O BCE aumenta as taxas de juro pela primeira vez desde 2023, à medida que o Irão aumenta os custos de energia


Christine Lagarde, presidente do Banco Central Europeu (BCE), durante uma conferência de imprensa sobre decisão de taxas em Frankfurt, Alemanha, na quinta-feira, 11 de junho de 2016.

Alex Kraus | Bloomberg | Imagens Getty

O Banco Central Europeu anunciou um aumento trimestral na quinta-feira, trazendo a sua taxa básica de juros de volta para 2,25%, enquanto o Irã continua sua guerra para afastar a inflação da meta.

O mercado previa uma probabilidade de quase 100% de aumento das taxas do BCE em pelo menos 20 pontos base antes da reunião do Conselho do BCE em junho, de acordo com dados do LSEG.

O conselho do BCE disse que a decisão foi tomada para afastar as pressões inflacionárias geradas pela guerra entre os EUA e o Irão.

“A guerra no Médio Oriente está a criar pressões inflacionistas, e a decisão de aumentar as taxas é robusta através de vários cenários concebidos para a forma como o conflito poderá desenvolver-se e afectar as perspectivas a médio prazo da área do euro”, disse ele num comunicado anunciando a decisão.

O banco central também prevê a sua inflação, dizendo que agora espera que a inflação global na zona euro atinja uma média de 3% em 2026, antes de arrefecer para 2,3% no próximo ano e 2% em 2028.

Ele disse que a perspectiva mental mudou em resposta à expectativa de preços mais elevados da energia, o que deverá contribuir para o custo dos alimentos, bens e serviços.

Os resultados financeiros foram revistos interinamente para este ano e para o próximo. O BCE espera agora que o crescimento na zona euro seja em média de 0,8% em 2026, 1,2% em 2027 e 1,5% em 2028.

As autoridades disseram que o aumento do sentimento foi delineado para refletir “o impacto mais pronunciado da guerra no mercado de ações, no rendimento real e na confiança”.

Falando aos jornalistas na tarde de quinta-feira, a Presidente do BCE, Christine Lagarde, reiterou que a guerra no Médio Oriente está a criar pressões crescentes.

“As perspectivas permanecem incertas, com riscos ascendentes para o crescimento e riscos descendentes para o crescimento económico.
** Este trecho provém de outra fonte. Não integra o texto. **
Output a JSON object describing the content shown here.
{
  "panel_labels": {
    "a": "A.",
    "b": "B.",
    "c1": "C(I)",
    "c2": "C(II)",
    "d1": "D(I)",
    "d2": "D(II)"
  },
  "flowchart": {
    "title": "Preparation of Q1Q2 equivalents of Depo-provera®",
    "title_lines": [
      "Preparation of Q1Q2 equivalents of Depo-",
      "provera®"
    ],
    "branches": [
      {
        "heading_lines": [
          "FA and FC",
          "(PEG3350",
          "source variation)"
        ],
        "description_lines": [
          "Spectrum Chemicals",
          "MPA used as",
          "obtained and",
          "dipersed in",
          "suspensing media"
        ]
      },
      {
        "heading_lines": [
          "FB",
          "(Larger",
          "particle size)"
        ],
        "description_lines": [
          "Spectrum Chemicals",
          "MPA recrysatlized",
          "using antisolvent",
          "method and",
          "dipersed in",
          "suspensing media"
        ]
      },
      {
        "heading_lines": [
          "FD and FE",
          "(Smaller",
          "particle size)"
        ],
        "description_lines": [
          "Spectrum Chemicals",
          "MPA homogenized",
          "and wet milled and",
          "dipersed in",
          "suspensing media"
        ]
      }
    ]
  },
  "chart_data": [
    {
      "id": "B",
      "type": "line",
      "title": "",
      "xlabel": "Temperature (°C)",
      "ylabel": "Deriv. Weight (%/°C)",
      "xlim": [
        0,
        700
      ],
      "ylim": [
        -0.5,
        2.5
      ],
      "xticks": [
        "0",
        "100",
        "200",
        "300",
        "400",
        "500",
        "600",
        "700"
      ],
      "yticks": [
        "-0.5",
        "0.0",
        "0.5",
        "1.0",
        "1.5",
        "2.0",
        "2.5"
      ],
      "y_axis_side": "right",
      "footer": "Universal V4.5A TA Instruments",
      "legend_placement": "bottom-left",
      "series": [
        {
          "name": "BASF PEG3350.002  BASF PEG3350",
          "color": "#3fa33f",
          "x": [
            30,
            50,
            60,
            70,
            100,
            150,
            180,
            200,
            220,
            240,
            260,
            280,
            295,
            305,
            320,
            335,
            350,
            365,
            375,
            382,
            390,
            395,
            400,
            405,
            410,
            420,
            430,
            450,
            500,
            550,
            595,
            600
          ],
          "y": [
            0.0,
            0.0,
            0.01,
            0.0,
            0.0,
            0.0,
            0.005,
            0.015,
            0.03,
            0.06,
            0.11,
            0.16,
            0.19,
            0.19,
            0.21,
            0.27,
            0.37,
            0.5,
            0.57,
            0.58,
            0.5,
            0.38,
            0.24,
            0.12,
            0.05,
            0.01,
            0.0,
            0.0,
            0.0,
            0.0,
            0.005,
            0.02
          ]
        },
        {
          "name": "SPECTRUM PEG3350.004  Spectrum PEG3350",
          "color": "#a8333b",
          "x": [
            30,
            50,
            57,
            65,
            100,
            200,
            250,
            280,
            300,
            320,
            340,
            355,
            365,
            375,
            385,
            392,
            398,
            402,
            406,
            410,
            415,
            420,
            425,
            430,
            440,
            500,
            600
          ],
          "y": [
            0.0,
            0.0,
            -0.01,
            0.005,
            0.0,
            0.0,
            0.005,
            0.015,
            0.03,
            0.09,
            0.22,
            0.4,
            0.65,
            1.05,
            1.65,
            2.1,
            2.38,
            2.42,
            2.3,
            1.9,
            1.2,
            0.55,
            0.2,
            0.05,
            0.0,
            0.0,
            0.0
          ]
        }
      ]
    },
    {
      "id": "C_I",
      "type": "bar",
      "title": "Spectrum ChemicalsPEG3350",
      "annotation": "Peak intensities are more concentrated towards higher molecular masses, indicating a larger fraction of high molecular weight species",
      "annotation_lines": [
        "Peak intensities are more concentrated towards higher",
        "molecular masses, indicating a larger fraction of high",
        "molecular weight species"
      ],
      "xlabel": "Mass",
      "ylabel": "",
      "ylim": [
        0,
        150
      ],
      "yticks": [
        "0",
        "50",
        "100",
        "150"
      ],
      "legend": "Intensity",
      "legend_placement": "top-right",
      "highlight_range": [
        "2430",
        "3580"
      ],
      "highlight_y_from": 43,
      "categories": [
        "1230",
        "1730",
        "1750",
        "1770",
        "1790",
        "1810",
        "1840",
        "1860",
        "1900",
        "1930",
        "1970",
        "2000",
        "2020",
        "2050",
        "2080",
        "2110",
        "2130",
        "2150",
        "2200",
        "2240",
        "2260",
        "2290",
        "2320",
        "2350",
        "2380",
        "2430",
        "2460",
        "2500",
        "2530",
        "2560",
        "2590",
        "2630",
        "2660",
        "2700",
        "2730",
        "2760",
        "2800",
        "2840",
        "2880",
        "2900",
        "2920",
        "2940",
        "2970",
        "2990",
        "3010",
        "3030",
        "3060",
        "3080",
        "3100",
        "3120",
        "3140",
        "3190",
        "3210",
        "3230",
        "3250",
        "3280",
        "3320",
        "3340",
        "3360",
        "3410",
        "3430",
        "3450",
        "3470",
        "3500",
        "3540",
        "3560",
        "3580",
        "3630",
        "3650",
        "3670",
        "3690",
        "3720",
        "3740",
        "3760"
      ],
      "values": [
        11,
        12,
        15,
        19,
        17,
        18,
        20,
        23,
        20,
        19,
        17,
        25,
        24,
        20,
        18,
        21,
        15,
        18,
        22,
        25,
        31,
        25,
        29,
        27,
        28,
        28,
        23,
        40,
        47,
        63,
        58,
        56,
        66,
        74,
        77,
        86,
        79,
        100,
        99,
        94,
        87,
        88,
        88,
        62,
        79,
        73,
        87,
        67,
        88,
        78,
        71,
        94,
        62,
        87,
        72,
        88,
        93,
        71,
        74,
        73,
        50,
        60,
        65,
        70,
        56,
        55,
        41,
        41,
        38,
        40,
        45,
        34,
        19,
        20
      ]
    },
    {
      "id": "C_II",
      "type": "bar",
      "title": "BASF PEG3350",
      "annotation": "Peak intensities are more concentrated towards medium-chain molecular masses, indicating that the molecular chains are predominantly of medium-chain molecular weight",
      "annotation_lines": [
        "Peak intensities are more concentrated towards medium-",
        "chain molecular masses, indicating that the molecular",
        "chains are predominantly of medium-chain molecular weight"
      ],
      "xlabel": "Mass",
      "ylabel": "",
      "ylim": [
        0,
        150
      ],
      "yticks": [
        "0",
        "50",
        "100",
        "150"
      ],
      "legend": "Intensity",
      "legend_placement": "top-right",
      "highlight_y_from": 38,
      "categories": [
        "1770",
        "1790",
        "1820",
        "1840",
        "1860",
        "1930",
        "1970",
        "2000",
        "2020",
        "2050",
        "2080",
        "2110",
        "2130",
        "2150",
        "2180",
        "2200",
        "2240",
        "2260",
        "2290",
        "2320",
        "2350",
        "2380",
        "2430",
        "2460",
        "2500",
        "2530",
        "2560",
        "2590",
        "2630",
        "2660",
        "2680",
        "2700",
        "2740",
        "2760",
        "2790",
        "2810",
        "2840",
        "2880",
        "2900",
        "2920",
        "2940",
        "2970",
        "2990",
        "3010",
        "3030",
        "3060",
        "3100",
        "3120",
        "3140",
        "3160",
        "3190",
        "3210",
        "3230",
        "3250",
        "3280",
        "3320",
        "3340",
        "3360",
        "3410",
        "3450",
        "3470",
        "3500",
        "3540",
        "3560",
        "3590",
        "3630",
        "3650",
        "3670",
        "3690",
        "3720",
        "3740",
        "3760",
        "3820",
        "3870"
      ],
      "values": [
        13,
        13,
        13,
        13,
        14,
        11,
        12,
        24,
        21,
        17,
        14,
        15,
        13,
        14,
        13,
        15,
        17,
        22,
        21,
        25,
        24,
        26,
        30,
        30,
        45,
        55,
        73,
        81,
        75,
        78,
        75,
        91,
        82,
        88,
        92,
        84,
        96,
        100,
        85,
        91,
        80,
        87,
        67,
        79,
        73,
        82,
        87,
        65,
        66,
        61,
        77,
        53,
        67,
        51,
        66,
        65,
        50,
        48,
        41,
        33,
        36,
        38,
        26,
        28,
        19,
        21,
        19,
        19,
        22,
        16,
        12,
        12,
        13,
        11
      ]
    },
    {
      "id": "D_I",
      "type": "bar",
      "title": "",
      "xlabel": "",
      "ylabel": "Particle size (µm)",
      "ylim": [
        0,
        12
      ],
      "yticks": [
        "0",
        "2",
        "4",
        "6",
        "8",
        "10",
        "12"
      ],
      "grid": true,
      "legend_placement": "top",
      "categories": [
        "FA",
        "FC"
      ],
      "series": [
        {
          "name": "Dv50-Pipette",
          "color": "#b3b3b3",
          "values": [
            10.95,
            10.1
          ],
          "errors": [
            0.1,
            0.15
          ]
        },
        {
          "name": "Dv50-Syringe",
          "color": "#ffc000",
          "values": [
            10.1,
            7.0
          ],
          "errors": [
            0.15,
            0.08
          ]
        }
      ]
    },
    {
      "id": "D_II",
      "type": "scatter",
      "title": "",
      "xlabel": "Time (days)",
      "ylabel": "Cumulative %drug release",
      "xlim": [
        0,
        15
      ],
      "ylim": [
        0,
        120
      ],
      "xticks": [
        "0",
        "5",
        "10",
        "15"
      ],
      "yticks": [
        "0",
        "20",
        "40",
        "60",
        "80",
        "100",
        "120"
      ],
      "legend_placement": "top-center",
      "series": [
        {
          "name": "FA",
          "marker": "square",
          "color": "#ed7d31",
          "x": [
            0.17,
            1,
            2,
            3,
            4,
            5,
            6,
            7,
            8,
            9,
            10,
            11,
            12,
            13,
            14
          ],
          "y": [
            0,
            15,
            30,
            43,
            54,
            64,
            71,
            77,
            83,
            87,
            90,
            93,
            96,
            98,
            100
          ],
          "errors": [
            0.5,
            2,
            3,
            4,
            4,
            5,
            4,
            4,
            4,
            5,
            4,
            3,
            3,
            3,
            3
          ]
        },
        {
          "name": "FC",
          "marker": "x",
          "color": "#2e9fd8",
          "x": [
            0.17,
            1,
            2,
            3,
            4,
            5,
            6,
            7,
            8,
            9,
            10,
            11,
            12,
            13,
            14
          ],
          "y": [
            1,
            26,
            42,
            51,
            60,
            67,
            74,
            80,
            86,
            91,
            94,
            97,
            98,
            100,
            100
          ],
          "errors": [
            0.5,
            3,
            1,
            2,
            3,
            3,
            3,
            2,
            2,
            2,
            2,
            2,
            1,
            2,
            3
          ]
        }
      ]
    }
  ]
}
Não temos certeza do caminho a seguir”, disse ele.

“O efeito total da política sobre a inflação e o crescimento a médio prazo depende da intensidade e da duração do choque nos preços da energia, bem como da escala dos efeitos indiretos e de segunda ordem.”

A guerra do Irão – que recentemente ultrapassou a marca dos 100 dias – causou choques globais nos preços da energia, uma vez que o encerramento de vias navegáveis ​​e de instalações de produção de energia no Médio Oriente criou o caos no Estreito de Ormuz. O cessar-fogo permanece frágil, mas as tensões entre Washington e Teerã aumentaram nos últimos dias.

O BCE disse na quinta-feira que o seu Conselho do BCE “continua bem posicionado para navegar na incerteza causada pela guerra” e irá monitorizar de perto a situação – mas sublinhou que as autoridades “não antecipam um determinado curso de ação”.

A inflação na zona euro subiu para 3,2% em Maio, mostraram dados preliminares no início deste mês, à medida que os custos mais elevados da energia empurravam o crescimento da região ainda mais acima da meta de 2% do BCE.

A economia da zona euro cresceu apenas 0,1% no primeiro trimestre do ano.

Mark Wall, economista-chefe para a Europa do Deutsche Bank, disse que o aumento do BCE foi um “momento significativo”.

“Este não é apenas o primeiro aumento do BCE desde 2023, mas também o primeiro aumento de um dos principais bancos centrais globais em resposta a um choque energético”, disse ele num comunicado. “O BCE diz que a política de “observação” não é uma resposta robusta. A questão é até quando este ciclo pode ser apertado? A nossa resposta não está longe. Existe um risco de crescimento reverso, mas também o risco de aumentar o desgaste. Mais uma subida em Setembro e pronto.”

Neil Birrell, chefe de gabinete de Miton no Premier, disse numa nota após o anúncio do BCE na quinta-feira que a decisão foi inesperada dado o cenário de crescimento.

“É encorajador que não vejam muitos riscos para o PIB, embora as expectativas de crescimento já estejam a mudar”, disse ele. “É mais provável que isso ocorra após aumentos neste ano, de acordo com os dados, mas é difícil imaginar o fim do plano de mudança.”

O rendimento do blind alemão de 10 anos, a referência vista para a zona europeia, era 2 pontos menor às 14h50. em Frankfurt. O euro estava estável em relação ao dólar e Britânia.